Containers. Orchestration and immutability are the hallmarks of containers. If a container breaks, you kill it and deploy another one without a second thought. There is no backup and restore procedure. Instead of spending time modifying or maintaining your environment, you fix a container by destroying it and creating a new one. VMs, because of the associated time and maintenance costs, simply can't keep up with containers in this respect.

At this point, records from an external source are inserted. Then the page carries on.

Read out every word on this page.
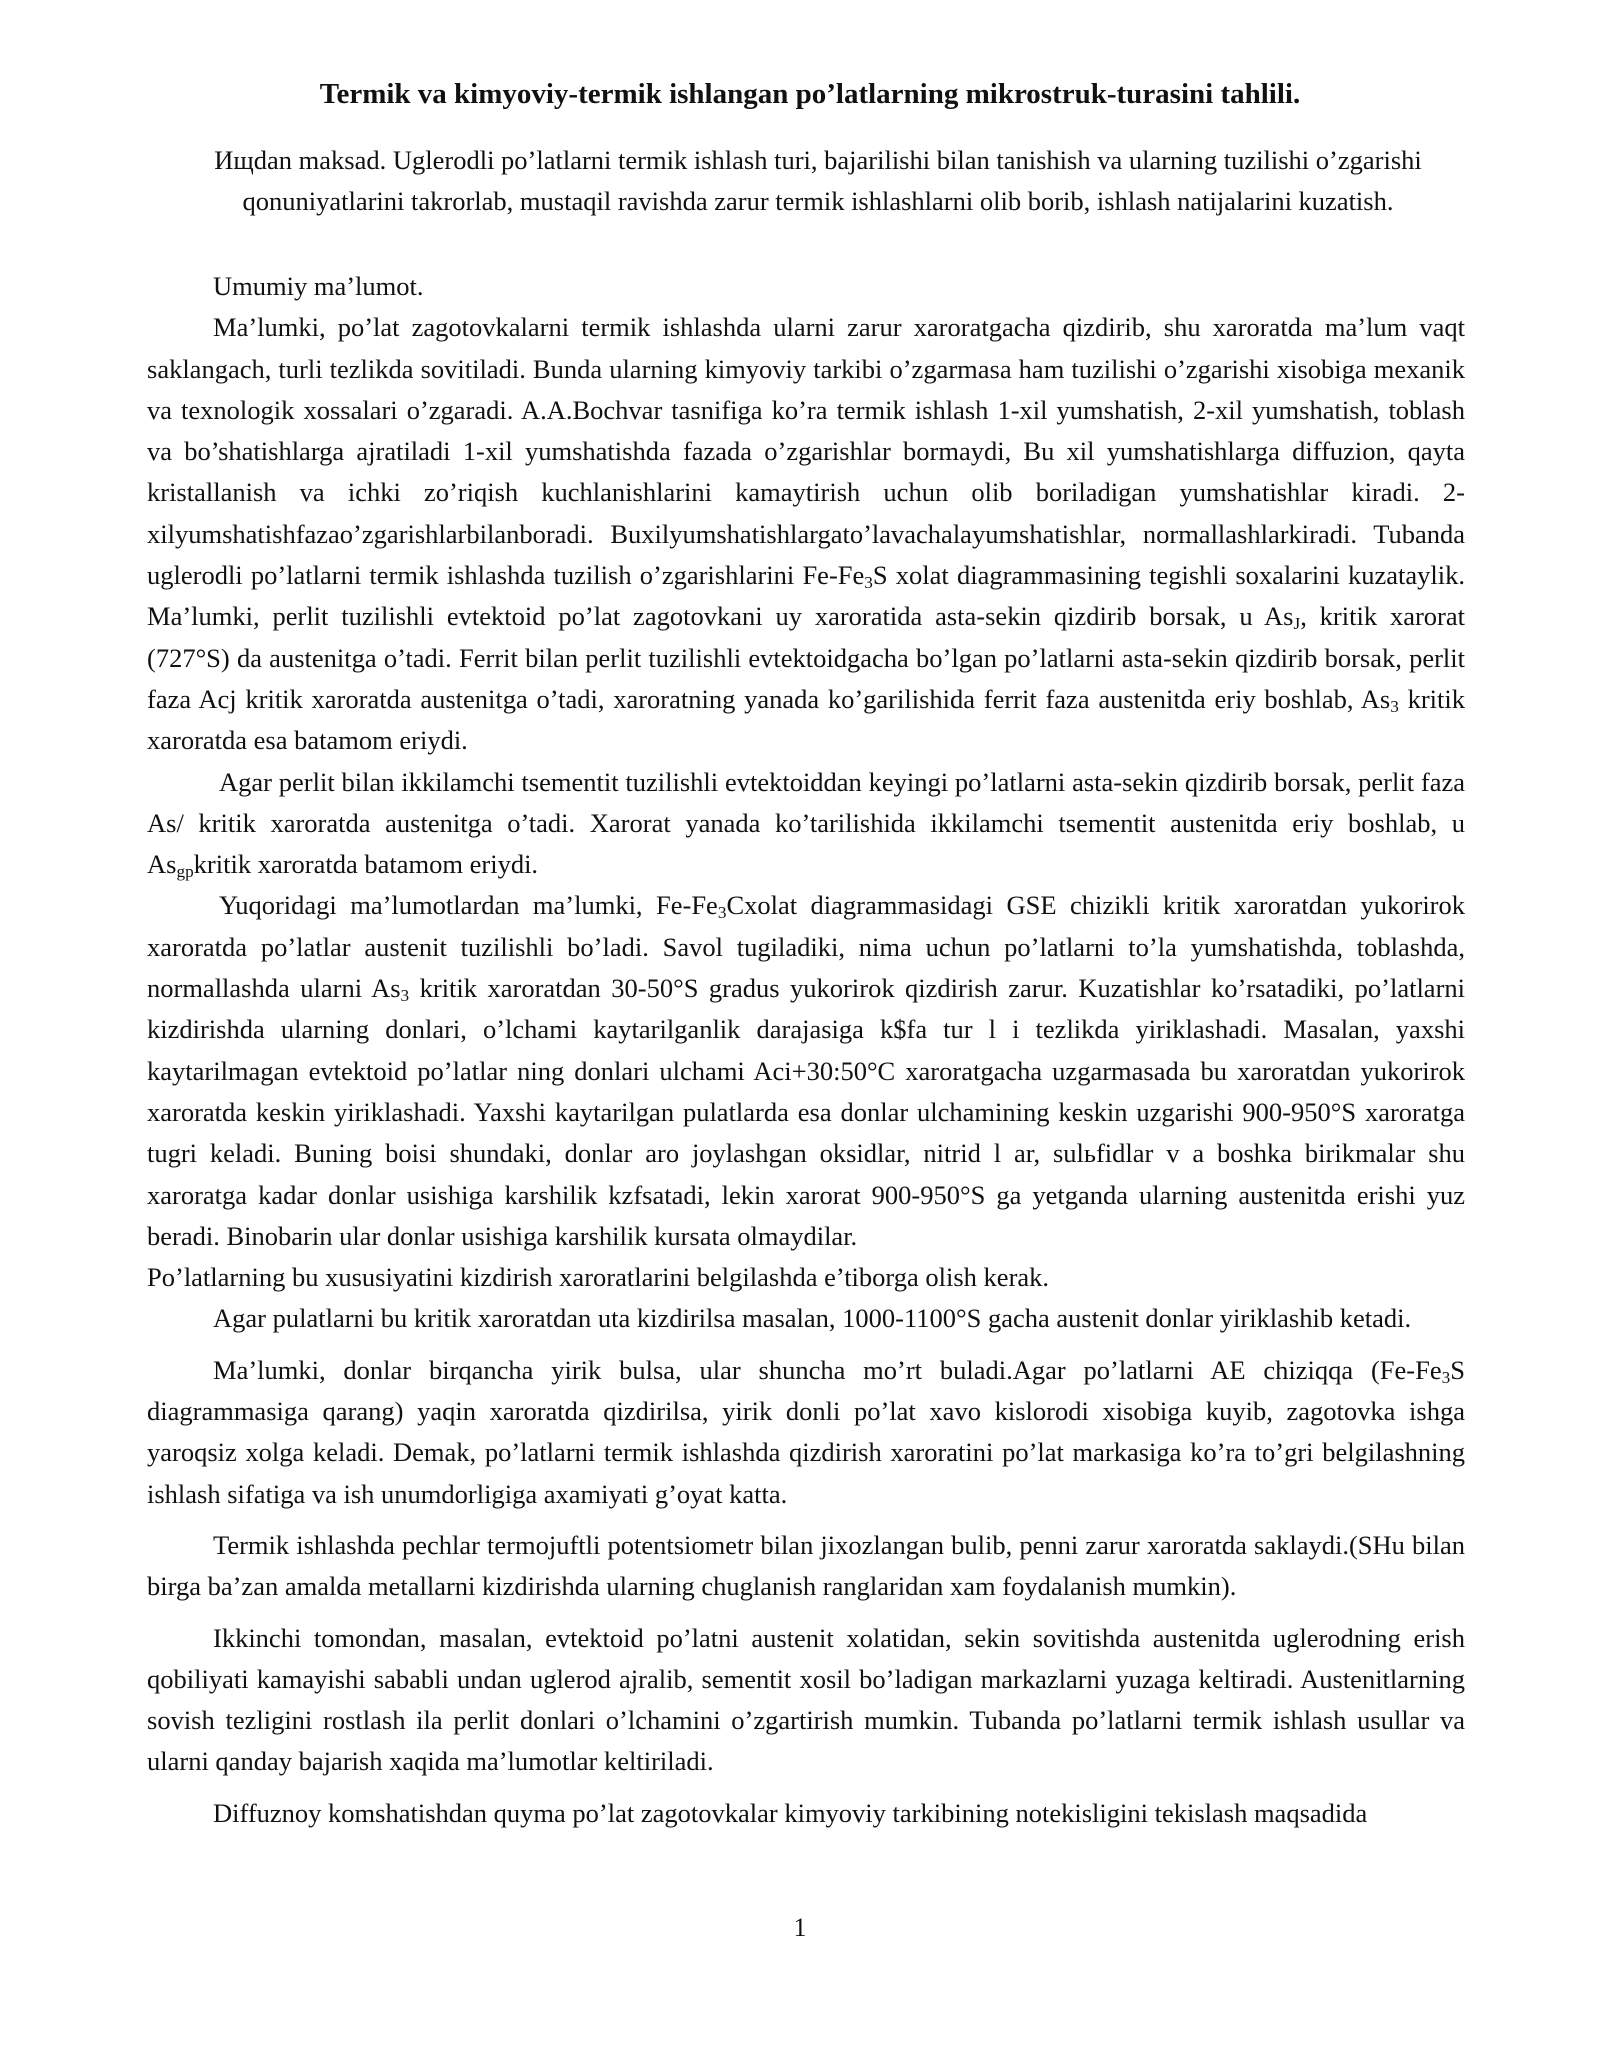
Termik va kimyoviy-termik ishlangan po’latlarning mikrostruk-turasini tahlili.
Ищdan maksad. Uglerodli po’latlarni termik ishlash turi, bajarilishi bilan tanishish va ularning tuzilishi o’zgarishi qonuniyatlarini takrorlab, mustaqil ravishda zarur termik ishlashlarni olib borib, ishlash natijalarini kuzatish.

Umumiy ma’lumot.

Ma’lumki, po’lat zagotovkalarni termik ishlashda ularni zarur xaroratgacha qizdirib, shu xaroratda ma’lum vaqt saklangach, turli tezlikda sovitiladi. Bunda ularning kimyoviy tarkibi o’zgarmasa ham tuzilishi o’zgarishi xisobiga mexanik va texnologik xossalari o’zgaradi. A.A.Bochvar tasnifiga ko’ra termik ishlash 1-xil yumshatish, 2-xil yumshatish, toblash va bo’shatishlarga ajratiladi 1-xil yumshatishda fazada o’zgarishlar bormaydi, Bu xil yumshatishlarga diffuzion, qayta kristallanish va ichki zo’riqish kuchlanishlarini kamaytirish uchun olib boriladigan yumshatishlar kiradi. 2-xilyumshatishfazao’zgarishlarbilanboradi. Buxilyumshatishlargato’lavachalayumshatishlar, normallashlarkiradi. Tubanda uglerodli po’latlarni termik ishlashda tuzilish o’zgarishlarini $Fe-Fe_3S$ xolat diagrammasining tegishli soxalarini kuzataylik. Ma’lumki, perlit tuzilishli evtektoid po’lat zagotovkani uy xaroratida asta-sekin qizdirib borsak, u $As_J$, kritik xarorat (727°S) da austenitga o’tadi. Ferrit bilan perlit tuzilishli evtektoidgacha bo’lgan po’latlarni asta-sekin qizdirib borsak, perlit faza Acj kritik xaroratda austenitga o’tadi, xaroratning yanada ko’garilishida ferrit faza austenitda eriy boshlab, $As_3$ kritik xaroratda esa batamom eriydi.

Agar perlit bilan ikkilamchi tsementit tuzilishli evtektoiddan keyingi po’latlarni asta-sekin qizdirib borsak, perlit faza As/ kritik xaroratda austenitga o’tadi. Xarorat yanada ko’tarilishida ikkilamchi tsementit austenitda eriy boshlab, u $As_{gp}kritik$ xaroratda batamom eriydi.

Yuqoridagi ma’lumotlardan ma’lumki, $Fe-Fe_3Cxolat$ diagrammasidagi GSE chizikli kritik xaroratdan yukorirok xaroratda po’latlar austenit tuzilishli bo’ladi. Savol tugiladiki, nima uchun po’latlarni to’la yumshatishda, toblashda, normallashda ularni $As_3$ kritik xaroratdan 30-50°S gradus yukorirok qizdirish zarur. Kuzatishlar ko’rsatadiki, po’latlarni kizdirishda ularning donlari, o’lchami kaytarilganlik darajasiga k$fa tur l i tezlikda yiriklashadi. Masalan, yaxshi kaytarilmagan evtektoid po’latlar ning donlari ulchami Aci+30:50°C xaroratgacha uzgarmasada bu xaroratdan yukorirok xaroratda keskin yiriklashadi. Yaxshi kaytarilgan pulatlarda esa donlar ulchamining keskin uzgarishi 900-950°S xaroratga tugri keladi. Buning boisi shundaki, donlar aro joylashgan oksidlar, nitrid l ar, sulьfidlar v a boshka birikmalar shu xaroratga kadar donlar usishiga karshilik kzfsatadi, lekin xarorat 900-950°S ga yetganda ularning austenitda erishi yuz beradi. Binobarin ular donlar usishiga karshilik kursata olmaydilar.

Po’latlarning bu xususiyatini kizdirish xaroratlarini belgilashda e’tiborga olish kerak.

Agar pulatlarni bu kritik xaroratdan uta kizdirilsa masalan, 1000-1100°S gacha austenit donlar yiriklashib ketadi.

Ma’lumki, donlar birqancha yirik bulsa, ular shuncha mo’rt buladi.Agar po’latlarni AE chiziqqa ($Fe-Fe_3S$ diagrammasiga qarang) yaqin xaroratda qizdirilsa, yirik donli po’lat xavo kislorodi xisobiga kuyib, zagotovka ishga yaroqsiz xolga keladi. Demak, po’latlarni termik ishlashda qizdirish xaroratini po’lat markasiga ko’ra to’gri belgilashning ishlash sifatiga va ish unumdorligiga axamiyati g’oyat katta.

Termik ishlashda pechlar termojuftli potentsiometr bilan jixozlangan bulib, penni zarur xaroratda saklaydi.(SHu bilan birga ba’zan amalda metallarni kizdirishda ularning chuglanish ranglaridan xam foydalanish mumkin).

Ikkinchi tomondan, masalan, evtektoid po’latni austenit xolatidan, sekin sovitishda austenitda uglerodning erish qobiliyati kamayishi sababli undan uglerod ajralib, sementit xosil bo’ladigan markazlarni yuzaga keltiradi. Austenitlarning sovish tezligini rostlash ila perlit donlari o’lchamini o’zgartirish mumkin. Tubanda po’latlarni termik ishlash usullar va ularni qanday bajarish xaqida ma’lumotlar keltiriladi.

Diffuznoy komshatishdan quyma po’lat zagotovkalar kimyoviy tarkibining notekisligini tekislash maqsadida

1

Containers are tailored for DevOps; containers are a component of the infrastructure that treats developers and infrastructure operators as first-class citizens. By layering the new methodology on new technology, it allows for a faster way to get things done by reducing the complexities tied to workload management.
Which is the way to go?
In the contest of VMs vs. containers, which one wins? The answer depends on your IT team and your use case. There are instances where VMs will continue to have an advantage and others where containers are a better choice. This comparison has just scratched the surface of the technical differences, but there are financial advantages to consider as well.
In a real-world environment, you will likely need both technologies. Monolithic VMs make sense for more solid and stable services such as Active Directory or the Exchange Server platform. For your development team and your homegrown apps utilizing the latest in release pipeline technology, containers will help them get up to speed and scale to the needs of your organization.